SPOKANE, Wash. — A United Airlines flight that left Spokane International on Friday morning on its way to Denver had to divert to Seattle after it struck a bird with its windshield.

A spokesperson for United said all passengers aboard the flight are safe.

“Shortly after takeoff, United Airlines flight 812 from Spokane, WA to Denver experienced a bird strike and safely diverted to Seattle. Customers will continue their journey to Denver this morning,” United said in a statement.

RELATED: Flight from Spokane to Denver diverted after bird strike

This raises questions about bird strikes and planes, such as why strikes are diverted to other airports, and just how many of these incidents happen each year. We set out to answer some of those questions here.

Why did the plane divert to Seattle if Denver is in the opposite direction?

Glenn Farley, KING 5 Seattle’s aviation specialist, says that Sea-Tac “is considered a significant diversionary airport and can accommodate all planes on its runways and ramps. Its gates aren’t really set up for an A-380 (the plane struck today), but they could deal with it should they get one.”

How many bird strikes happen in the United States each year?

The FAA says there were 194,000 reported wildlife strikes in the U.S. between 1990 and 2017. About 14,400 of these happened in 2017 at 700 airports in the country. In addition to domestic wildlife strikes, 4,000 more of these incidents were reported by U.S air carriers at foreign airports from 1990-2017.

According to FAA statistics, 97 percent of wildlife strikes are birds.

As for Spokane, Marketing and Communications Manager Britt DeTienne says the airport has averaged 37 bird strikes annually over the past three years, but only one or two has damaged aircraft. Last year saw 38 reported incidents of bird strikes.

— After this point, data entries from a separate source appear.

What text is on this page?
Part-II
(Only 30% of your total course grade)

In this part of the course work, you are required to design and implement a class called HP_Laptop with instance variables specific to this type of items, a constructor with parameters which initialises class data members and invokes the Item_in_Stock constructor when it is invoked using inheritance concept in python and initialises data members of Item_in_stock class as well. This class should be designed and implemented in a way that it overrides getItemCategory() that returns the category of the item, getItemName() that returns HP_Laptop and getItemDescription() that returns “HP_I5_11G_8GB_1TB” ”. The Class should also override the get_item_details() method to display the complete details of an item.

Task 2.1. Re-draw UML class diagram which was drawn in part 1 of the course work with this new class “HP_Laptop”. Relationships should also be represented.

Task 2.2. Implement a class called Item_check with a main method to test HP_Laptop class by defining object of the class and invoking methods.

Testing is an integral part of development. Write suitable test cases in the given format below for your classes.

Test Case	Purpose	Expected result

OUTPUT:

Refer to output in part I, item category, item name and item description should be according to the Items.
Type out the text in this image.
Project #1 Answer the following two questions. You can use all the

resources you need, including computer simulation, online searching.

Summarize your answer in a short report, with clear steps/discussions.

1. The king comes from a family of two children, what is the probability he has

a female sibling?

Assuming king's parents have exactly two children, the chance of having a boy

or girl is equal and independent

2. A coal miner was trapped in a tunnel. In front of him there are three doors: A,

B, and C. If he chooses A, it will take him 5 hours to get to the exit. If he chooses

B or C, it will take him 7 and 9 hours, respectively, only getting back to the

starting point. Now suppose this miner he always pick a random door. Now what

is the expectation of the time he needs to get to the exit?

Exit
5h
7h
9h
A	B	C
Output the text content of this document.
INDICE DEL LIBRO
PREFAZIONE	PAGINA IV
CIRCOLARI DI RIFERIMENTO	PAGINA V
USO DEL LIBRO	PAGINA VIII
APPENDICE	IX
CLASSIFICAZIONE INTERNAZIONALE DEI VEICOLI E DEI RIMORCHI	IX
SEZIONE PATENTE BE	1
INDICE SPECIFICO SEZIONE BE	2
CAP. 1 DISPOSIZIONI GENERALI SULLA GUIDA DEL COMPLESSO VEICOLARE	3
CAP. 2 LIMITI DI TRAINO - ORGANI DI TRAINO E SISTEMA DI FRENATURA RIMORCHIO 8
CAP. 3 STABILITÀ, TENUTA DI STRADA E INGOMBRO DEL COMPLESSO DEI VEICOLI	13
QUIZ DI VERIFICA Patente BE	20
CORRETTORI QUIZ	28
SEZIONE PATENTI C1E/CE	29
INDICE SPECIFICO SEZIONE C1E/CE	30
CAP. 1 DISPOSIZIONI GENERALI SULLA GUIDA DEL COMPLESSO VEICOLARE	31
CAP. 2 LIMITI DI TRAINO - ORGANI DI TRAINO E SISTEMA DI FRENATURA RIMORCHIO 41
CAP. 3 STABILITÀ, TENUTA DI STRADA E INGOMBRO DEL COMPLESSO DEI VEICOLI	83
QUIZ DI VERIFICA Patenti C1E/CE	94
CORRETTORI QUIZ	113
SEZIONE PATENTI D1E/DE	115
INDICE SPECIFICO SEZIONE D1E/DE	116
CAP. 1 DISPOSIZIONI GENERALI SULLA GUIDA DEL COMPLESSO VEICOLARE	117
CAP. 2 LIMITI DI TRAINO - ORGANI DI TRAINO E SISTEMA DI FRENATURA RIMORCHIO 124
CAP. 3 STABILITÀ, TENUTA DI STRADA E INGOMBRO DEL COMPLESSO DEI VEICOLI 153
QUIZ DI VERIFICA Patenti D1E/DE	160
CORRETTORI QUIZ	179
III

Glenn Farley says that “getting to a crash level is extremely rare, but there have been close calls worldwide with geese crashing through windshields and other major stuff.” 

Alexa Block, a KREM 2 reporter on the flight, says the captain told passengers the plane hit a flock of geese. 

The first bird strike in history was reported by Orville Wright over a corn field in Ohio in 1905.

How dangerous are bird strikes in air travel?

From 1988 to 2017, the FAA says there have been 287 deaths due to wildlife strikes globally. An additional 311 human injuries aboard U.S civilian flights from 1990 to 2017 have come due to wildlife strikes.

Eastern Air Lines Flight 375 crashed into Boston Harbor after striking a flock of European starlings upon take-off on Oct. 4, 1960, leading to 62 fatalities and the largest loss of life due a bird strike in history.

As for danger to aircraft, engines are the most commonly damaged part of an aircraft due to bird strikes.

Do aircraft like the one struck today have windshield wipers?

United Airlines flight 812, the one that struck a bird during takeoff today, is an Airbus A320. These planes do have windshield wipers, as most passenger jets do.